7. Even in asking for permission you influence whether someone is likely to criticize or praise you to others. Here’s an example: A Catholic priest was transferred to a new parish. He approached his superior and asked, “Would you mind if I smoked while praying?” Not too surprisingly, he was turned down.
You can change the meaning and the outcome of what you say by how you say it. Set the stage for what someone is about to hear from you. Do this by choosing the order in which you say something. That creates the context in which the listener hears the intention behind your words. The priest, for example, might have secured permission – and a positive first impression – if he’d made his request this way, “Would you mind if I prayed while I am smoking?”

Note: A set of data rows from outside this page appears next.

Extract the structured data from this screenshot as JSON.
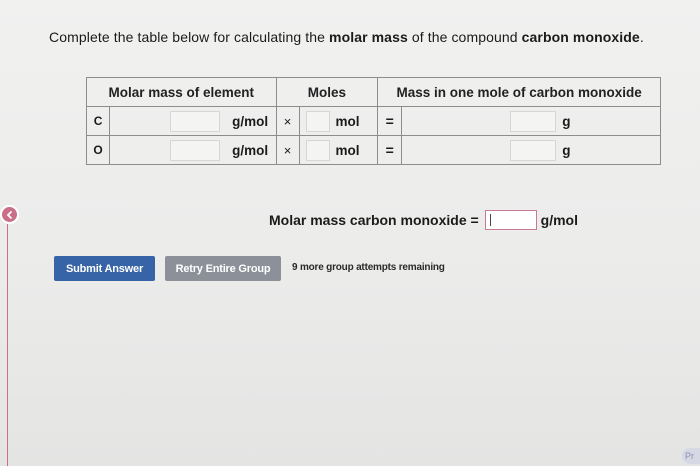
{
  "instruction": {
    "prefix": "Complete the table below for calculating the",
    "bold1": "molar mass",
    "middle": "of the compound",
    "bold2": "carbon monoxide",
    "suffix": "."
  },
  "table": {
    "headers": {
      "molar_mass": "Molar mass of element",
      "moles": "Moles",
      "mass": "Mass in one mole of carbon monoxide"
    },
    "rows": [
      {
        "element": "C",
        "mass_unit": "g/mol",
        "times": "×",
        "mol_unit": "mol",
        "equals": "=",
        "result_unit": "g"
      },
      {
        "element": "O",
        "mass_unit": "g/mol",
        "times": "×",
        "mol_unit": "mol",
        "equals": "=",
        "result_unit": "g"
      }
    ]
  },
  "answer": {
    "label": "Molar mass carbon monoxide =",
    "unit": "g/mol",
    "value": ""
  },
  "buttons": {
    "submit": "Submit Answer",
    "retry": "Retry Entire Group"
  },
  "attempts_text": "9 more group attempts remaining",
  "corner_text": "Pr",
  "colors": {
    "submit": "#3764a6",
    "retry": "#8c9098",
    "active_field": "#c77b95",
    "back_button": "#c96f87"
  }
}
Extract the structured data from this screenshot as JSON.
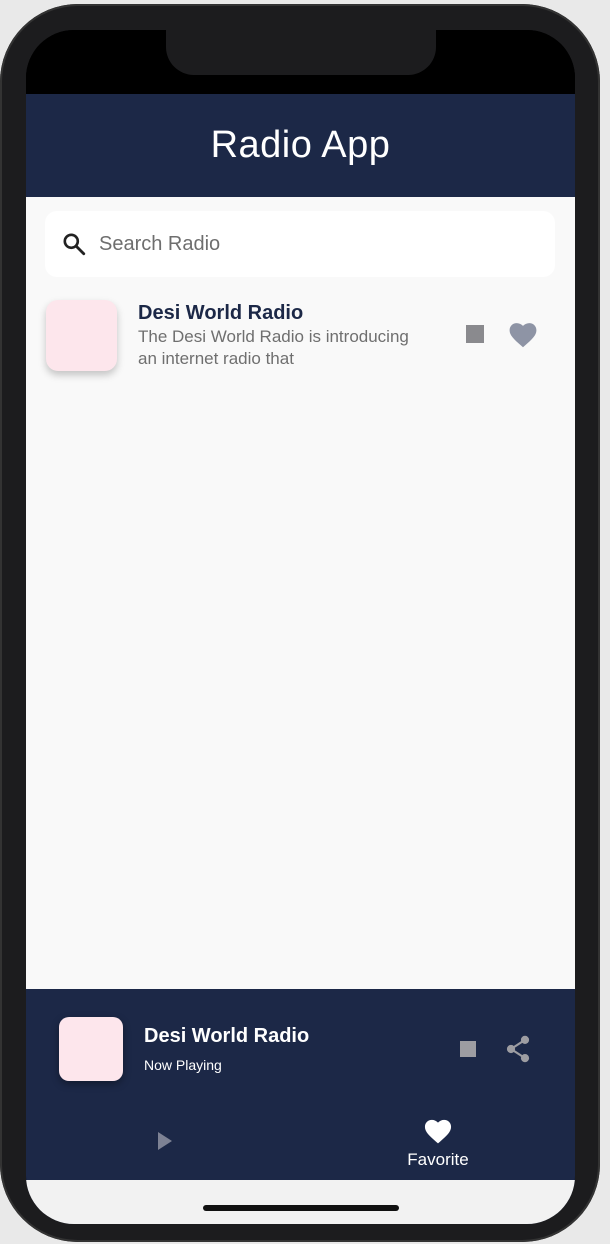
{
  "app": {
    "title": "Radio App"
  },
  "search": {
    "placeholder": "Search Radio"
  },
  "stations": [
    {
      "name": "Desi World Radio",
      "description": "The Desi World Radio is introducing an internet radio that",
      "icons": [
        "stop-icon",
        "heart-icon"
      ]
    }
  ],
  "player": {
    "title": "Desi World Radio",
    "status": "Now Playing",
    "icons": [
      "stop-icon",
      "share-icon"
    ]
  },
  "bottom_nav": {
    "items": [
      {
        "icon": "play-icon",
        "label": ""
      },
      {
        "icon": "heart-icon",
        "label": "Favorite"
      }
    ]
  },
  "colors": {
    "primary": "#1c2847",
    "background": "#f9f9f9",
    "thumbnail": "#fde6ec",
    "icon_gray": "#8a8a8e"
  }
}
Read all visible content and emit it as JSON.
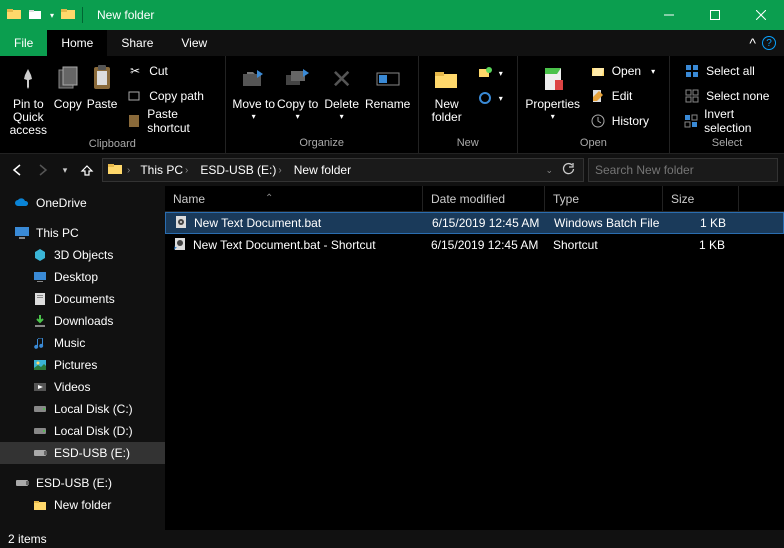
{
  "window": {
    "title": "New folder"
  },
  "tabs": {
    "file": "File",
    "home": "Home",
    "share": "Share",
    "view": "View"
  },
  "ribbon": {
    "pin": "Pin to Quick access",
    "copy": "Copy",
    "paste": "Paste",
    "cut": "Cut",
    "copypath": "Copy path",
    "pasteshortcut": "Paste shortcut",
    "moveto": "Move to",
    "copyto": "Copy to",
    "delete": "Delete",
    "rename": "Rename",
    "newfolder": "New folder",
    "properties": "Properties",
    "open": "Open",
    "edit": "Edit",
    "history": "History",
    "selectall": "Select all",
    "selectnone": "Select none",
    "invert": "Invert selection",
    "groups": {
      "clipboard": "Clipboard",
      "organize": "Organize",
      "new": "New",
      "open": "Open",
      "select": "Select"
    }
  },
  "breadcrumb": {
    "thispc": "This PC",
    "drive": "ESD-USB (E:)",
    "folder": "New folder"
  },
  "search": {
    "placeholder": "Search New folder"
  },
  "sidebar": {
    "onedrive": "OneDrive",
    "thispc": "This PC",
    "objects3d": "3D Objects",
    "desktop": "Desktop",
    "documents": "Documents",
    "downloads": "Downloads",
    "music": "Music",
    "pictures": "Pictures",
    "videos": "Videos",
    "driveC": "Local Disk (C:)",
    "driveD": "Local Disk (D:)",
    "driveE": "ESD-USB (E:)",
    "driveE2": "ESD-USB (E:)",
    "newfolder": "New folder"
  },
  "columns": {
    "name": "Name",
    "date": "Date modified",
    "type": "Type",
    "size": "Size"
  },
  "files": [
    {
      "name": "New Text Document.bat",
      "date": "6/15/2019 12:45 AM",
      "type": "Windows Batch File",
      "size": "1 KB"
    },
    {
      "name": "New Text Document.bat - Shortcut",
      "date": "6/15/2019 12:45 AM",
      "type": "Shortcut",
      "size": "1 KB"
    }
  ],
  "status": "2 items"
}
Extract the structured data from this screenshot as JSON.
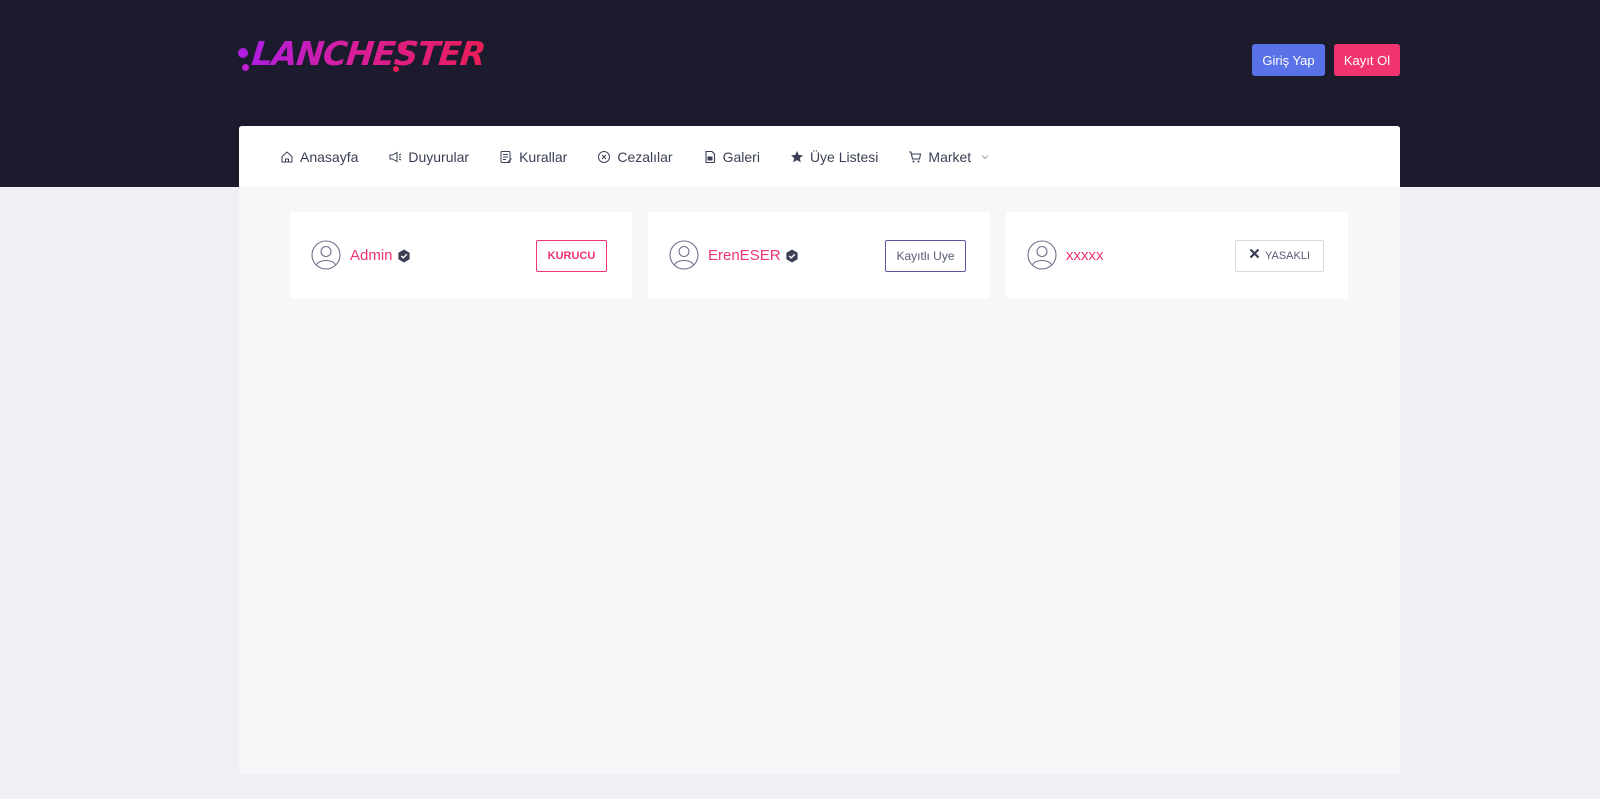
{
  "brand": {
    "logo_text": "LANCHESTER",
    "colors": {
      "topbar": "#1b1b2d",
      "accent_pink": "#f0346f",
      "accent_blue": "#5a72e8"
    }
  },
  "header": {
    "login_label": "Giriş Yap",
    "register_label": "Kayıt Ol"
  },
  "nav": {
    "items": [
      {
        "label": "Anasayfa",
        "icon": "home-icon"
      },
      {
        "label": "Duyurular",
        "icon": "megaphone-icon"
      },
      {
        "label": "Kurallar",
        "icon": "rules-icon"
      },
      {
        "label": "Cezalılar",
        "icon": "circle-x-icon"
      },
      {
        "label": "Galeri",
        "icon": "gallery-icon"
      },
      {
        "label": "Üye Listesi",
        "icon": "star-icon"
      },
      {
        "label": "Market",
        "icon": "cart-icon",
        "dropdown": true
      }
    ]
  },
  "members": [
    {
      "name": "Admin",
      "verified": true,
      "role": "KURUCU"
    },
    {
      "name": "ErenESER",
      "verified": true,
      "role": "Kayıtlı Uye"
    },
    {
      "name": "xxxxx",
      "verified": false,
      "role": "YASAKLI"
    }
  ]
}
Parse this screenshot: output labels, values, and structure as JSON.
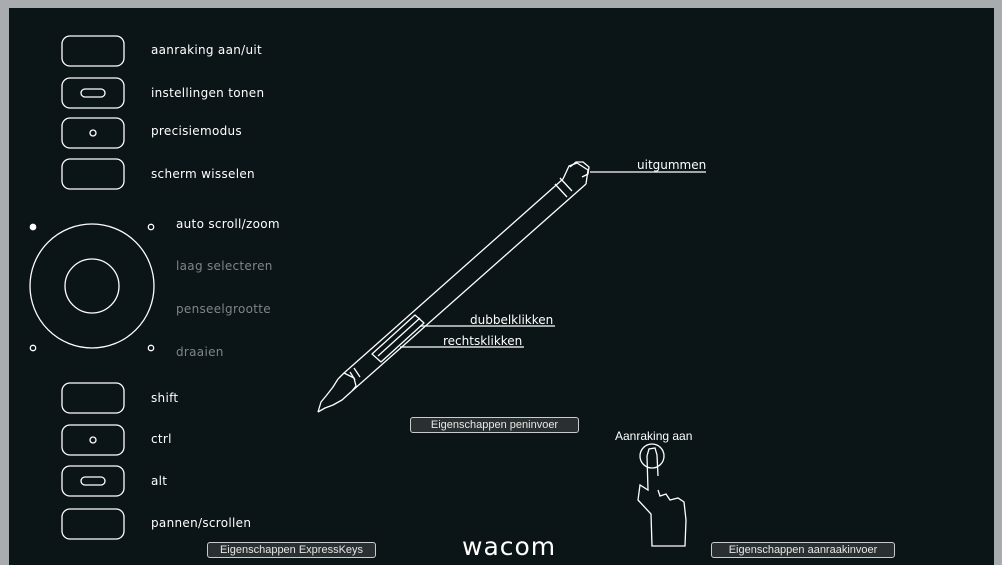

8. When crafting a speech, have a core point with three supportive points that substantiate it. For each supporting point, think of the individuals who will be in that audience. If you are an outside presenter, involve the meeting planner in finding the action of someone in that audience that is a positive example for each supporting point. After the audience is seated, with the meeting planner’s help, see where those three people are sitting. Then, when you cite your point you can be looking at each person or even moving to stand by them or simply smile and point at them as you describe how their action reinforces the validity of your point.

9. The effect of praise is so potent that even false flattery sways us more than we think.

10. When you show you care as you praise others you can transform them and yourself as you can see in this wildly popular video fable Validation: Free Parking. To spur you to praise other more often, in writing and in person, consider this: The heaviest thing to carry is a grudge and the shortest distance between two people is a compliment. Praise what you want to flourish in yourself and in others.